Birthday celebarations in Darwin, the croc capital of Australia this weekend past. Scott McCall turned forty today. Last night a family feast of mub crabs and wild caught barramundi was served up at the McCall residence resulting in
a shameless exhibition of brotherly love by these four angry young men caught on camera by the indefatigable fb poster, e-funk.
The birthday boy is third from the left.
He’s hardly aged a day since I met him thirteen years ago. We attended a unit together on ethics – Human Identity and Changes – back in 1998 at the Queensland University of Technology. Scott came into uni with all the skepticism of a man who had seen hard years working in outback Indigineous communities, now facing the prospect of three years of listening to academics ponitificate and theorise about social issues affecting everyday people in the here and now. Scott was the angry young man of the class – shaved head, big black boots and paradoxically enough, a tie-dye T-shirt. A militant hippy regular.

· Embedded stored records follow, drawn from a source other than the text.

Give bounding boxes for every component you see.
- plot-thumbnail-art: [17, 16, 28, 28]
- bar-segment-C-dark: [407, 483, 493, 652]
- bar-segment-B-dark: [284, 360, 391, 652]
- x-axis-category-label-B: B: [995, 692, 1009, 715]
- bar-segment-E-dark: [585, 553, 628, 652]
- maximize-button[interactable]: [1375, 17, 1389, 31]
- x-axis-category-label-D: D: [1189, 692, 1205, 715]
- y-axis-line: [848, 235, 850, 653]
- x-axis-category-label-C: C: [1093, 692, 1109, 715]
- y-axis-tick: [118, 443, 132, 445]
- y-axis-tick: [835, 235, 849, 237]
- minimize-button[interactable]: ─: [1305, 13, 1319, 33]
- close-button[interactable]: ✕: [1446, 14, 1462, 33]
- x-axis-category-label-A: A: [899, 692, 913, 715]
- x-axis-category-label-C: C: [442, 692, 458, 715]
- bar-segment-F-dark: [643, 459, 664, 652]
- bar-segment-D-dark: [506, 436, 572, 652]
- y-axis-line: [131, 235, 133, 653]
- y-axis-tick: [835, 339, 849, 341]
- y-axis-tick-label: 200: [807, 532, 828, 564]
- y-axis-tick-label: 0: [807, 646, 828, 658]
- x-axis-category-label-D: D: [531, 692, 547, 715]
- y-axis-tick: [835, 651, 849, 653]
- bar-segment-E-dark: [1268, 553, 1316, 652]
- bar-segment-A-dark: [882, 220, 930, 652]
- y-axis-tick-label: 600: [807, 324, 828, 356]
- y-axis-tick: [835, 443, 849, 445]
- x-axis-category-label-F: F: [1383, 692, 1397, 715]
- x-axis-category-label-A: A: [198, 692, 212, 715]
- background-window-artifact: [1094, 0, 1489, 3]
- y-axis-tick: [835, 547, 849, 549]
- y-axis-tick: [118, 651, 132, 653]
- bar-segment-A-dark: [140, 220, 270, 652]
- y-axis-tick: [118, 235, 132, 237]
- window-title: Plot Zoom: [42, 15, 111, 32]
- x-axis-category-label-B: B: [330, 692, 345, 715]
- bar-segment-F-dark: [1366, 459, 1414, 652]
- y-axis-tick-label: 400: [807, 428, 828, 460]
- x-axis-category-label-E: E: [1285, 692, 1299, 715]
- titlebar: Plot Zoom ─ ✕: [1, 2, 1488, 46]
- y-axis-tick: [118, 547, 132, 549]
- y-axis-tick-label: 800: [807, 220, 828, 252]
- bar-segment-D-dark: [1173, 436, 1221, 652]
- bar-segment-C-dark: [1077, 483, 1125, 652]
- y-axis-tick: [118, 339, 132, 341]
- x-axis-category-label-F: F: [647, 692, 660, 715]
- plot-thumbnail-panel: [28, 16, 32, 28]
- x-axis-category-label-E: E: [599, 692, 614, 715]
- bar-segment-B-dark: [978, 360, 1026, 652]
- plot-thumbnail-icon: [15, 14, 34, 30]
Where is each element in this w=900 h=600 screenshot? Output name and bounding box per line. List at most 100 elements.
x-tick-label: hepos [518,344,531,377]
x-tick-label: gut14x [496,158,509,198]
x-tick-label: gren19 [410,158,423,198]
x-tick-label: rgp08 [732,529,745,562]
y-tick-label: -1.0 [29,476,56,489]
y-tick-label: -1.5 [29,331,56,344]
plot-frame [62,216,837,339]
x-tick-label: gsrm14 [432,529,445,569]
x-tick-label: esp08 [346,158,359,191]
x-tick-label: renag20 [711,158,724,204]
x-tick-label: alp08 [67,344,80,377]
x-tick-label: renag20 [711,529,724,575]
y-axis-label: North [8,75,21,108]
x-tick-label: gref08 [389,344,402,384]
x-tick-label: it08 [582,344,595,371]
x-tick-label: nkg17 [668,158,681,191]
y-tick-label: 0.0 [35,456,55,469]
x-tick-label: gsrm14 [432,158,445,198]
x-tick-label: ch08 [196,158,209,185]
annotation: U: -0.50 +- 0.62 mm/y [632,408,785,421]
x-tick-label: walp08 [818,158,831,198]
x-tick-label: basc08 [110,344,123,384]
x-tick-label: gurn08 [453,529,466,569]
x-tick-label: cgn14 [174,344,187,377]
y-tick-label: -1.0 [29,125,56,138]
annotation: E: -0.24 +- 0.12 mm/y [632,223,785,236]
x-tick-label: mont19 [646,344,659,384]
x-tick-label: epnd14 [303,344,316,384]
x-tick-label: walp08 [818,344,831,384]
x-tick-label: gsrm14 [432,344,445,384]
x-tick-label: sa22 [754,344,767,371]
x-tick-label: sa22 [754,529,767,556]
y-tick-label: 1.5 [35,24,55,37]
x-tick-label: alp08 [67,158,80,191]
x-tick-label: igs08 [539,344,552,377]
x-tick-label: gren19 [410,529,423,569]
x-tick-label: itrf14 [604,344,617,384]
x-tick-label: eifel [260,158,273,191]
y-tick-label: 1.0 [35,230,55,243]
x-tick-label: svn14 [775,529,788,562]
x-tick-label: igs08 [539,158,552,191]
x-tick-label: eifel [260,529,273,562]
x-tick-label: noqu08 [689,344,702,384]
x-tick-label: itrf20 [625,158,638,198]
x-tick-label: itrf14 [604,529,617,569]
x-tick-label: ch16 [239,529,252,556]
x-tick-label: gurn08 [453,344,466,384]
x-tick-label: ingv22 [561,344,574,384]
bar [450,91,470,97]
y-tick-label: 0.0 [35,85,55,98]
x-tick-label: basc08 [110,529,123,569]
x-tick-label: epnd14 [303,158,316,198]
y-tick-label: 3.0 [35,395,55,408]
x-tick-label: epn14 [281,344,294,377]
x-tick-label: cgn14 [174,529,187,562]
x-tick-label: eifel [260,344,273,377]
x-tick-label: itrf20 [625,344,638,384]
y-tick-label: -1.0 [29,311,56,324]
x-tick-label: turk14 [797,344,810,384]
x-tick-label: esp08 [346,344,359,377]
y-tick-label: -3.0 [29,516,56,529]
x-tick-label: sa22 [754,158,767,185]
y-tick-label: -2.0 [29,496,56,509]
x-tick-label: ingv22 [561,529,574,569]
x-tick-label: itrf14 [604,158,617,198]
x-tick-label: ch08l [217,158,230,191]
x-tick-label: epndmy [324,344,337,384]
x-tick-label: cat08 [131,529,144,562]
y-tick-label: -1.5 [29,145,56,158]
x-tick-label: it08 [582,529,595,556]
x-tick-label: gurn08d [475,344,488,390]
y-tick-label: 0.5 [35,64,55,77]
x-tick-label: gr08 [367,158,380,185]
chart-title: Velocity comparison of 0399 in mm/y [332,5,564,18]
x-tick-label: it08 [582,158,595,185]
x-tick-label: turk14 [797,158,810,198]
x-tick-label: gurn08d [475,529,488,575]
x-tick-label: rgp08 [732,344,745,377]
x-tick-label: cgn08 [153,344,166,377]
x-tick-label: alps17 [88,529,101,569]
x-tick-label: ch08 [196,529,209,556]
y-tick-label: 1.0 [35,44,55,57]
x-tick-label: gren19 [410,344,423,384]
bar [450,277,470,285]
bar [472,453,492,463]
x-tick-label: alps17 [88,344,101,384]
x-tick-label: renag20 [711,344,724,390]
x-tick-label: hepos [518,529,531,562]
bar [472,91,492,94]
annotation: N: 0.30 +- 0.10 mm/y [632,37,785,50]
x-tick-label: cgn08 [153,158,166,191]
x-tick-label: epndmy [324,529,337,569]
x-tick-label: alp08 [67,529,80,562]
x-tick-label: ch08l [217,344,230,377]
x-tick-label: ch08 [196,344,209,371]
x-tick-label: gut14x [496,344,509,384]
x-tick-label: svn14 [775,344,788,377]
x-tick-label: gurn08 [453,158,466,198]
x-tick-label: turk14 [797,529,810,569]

One of the major themes of this unit was a crisis of masculine identity, often snowballing into tales of testicular cancer amongst other complex challenges facing the male psyche. Scott was juggling custody and child payments for his three daughters, two of which were part of a marraige that had shortly ended and the fallout from that relationship was still in full effect as he berated our unit’s lecturer, the mild-mannerred and demure David Massey, about the volume of his speech.
Straight after the lecture, me all scared as hell of this crazy guy in the tie-dyed t-shirt and combat boots, we went down to the pub and over several cold lagers in a conversation ranging from personal histories to the state of the world in social justice today, we discovered a kindred spirit in each other.
Thirteen years later Scott has five kids including two strapping boys with his beautiful wife, Annie. His second eldest daughter is about to have his first grandchild. All of his kids were there at the party except his eldest currently travelling in Europe after working for Dad for 12 months, teaching reading and writing skills to Aboriginal communities.
Scott runs a successful company for himself where he doesn’t have to be told by government agencies or gray academics what is ethical and what is not. He wields his own burning brand of social justice, delivering services to Aboriginal communities and helping other young angry men come to terms with their loves and hatreds to build a better life.
Still the angry young man, he has not finished his university degree(s).